FYI: The linear correlation between the station based SOI (previous example) and the SOI derived from the 20th Century Reanalysis for the 1950-2010 period is 0.96.

spi_1.ncl: Read Boulder, CO monthly precipitation and compute the SPI for different run lengths. Plot the time series.
spi_2.ncl: Read the monthly Global Precipitation Climatology Project (GPCP) spanning 1979-2010 and compute the SPI for 12 and 24 month run lengths. Plot two arbitrarily selected maps.
index_amo_1.ncl: Create the Atlantic Multi-decadal Oscillation (AMO) index (signal). Optionally, output a netCDF file and/or simple ascii files and a with assorted time series.
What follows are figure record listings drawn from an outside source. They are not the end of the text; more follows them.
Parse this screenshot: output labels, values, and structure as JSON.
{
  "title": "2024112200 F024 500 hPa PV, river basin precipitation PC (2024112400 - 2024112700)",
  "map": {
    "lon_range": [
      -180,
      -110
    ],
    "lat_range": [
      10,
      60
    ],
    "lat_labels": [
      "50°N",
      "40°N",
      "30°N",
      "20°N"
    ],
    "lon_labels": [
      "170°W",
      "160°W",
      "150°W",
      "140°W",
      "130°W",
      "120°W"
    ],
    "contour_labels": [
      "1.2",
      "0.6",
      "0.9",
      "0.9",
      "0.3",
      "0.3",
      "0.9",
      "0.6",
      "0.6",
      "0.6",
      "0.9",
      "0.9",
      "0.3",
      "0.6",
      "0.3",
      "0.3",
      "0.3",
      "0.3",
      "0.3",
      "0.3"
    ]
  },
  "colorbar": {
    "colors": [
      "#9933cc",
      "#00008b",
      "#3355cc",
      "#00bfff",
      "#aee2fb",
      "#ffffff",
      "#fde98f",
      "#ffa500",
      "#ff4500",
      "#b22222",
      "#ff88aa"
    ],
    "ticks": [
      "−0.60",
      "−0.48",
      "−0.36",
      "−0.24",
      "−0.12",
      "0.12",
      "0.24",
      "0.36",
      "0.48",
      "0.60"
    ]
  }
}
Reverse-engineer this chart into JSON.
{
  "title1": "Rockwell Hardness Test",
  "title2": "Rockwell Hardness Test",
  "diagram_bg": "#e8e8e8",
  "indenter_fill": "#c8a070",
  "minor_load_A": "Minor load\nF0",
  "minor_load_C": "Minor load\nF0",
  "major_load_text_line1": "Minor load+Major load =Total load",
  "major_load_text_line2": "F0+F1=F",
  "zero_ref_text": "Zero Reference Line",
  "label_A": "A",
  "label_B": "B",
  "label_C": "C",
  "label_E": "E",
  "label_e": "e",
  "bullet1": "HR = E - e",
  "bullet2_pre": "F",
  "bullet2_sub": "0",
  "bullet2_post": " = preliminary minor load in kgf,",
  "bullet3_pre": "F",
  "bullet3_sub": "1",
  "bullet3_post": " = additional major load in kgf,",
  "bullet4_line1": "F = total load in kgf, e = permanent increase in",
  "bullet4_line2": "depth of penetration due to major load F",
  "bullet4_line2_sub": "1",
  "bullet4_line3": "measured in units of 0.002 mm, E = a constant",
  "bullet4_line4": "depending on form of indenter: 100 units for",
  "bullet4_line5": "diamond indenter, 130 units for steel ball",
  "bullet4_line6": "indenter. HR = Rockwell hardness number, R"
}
With appropriate script changes, any SST data set can be used. This example uses the Hurrell et al (2008). The file containing the SST data may be downloaded from:


    ftp ftp.cgd.ucar.edu
    anonymous
    email
    cd archive/SSTICE
    prompt 
    ls
    get MODEL.SST.HAD187001-198110.OI198111-201703.nc.gz
    quit

The 'gzip -d ' command must be used prior to use (gzip'd file size is > 270MB ]. The file is updated once per year. Hence, the last 'yyyy03' may change.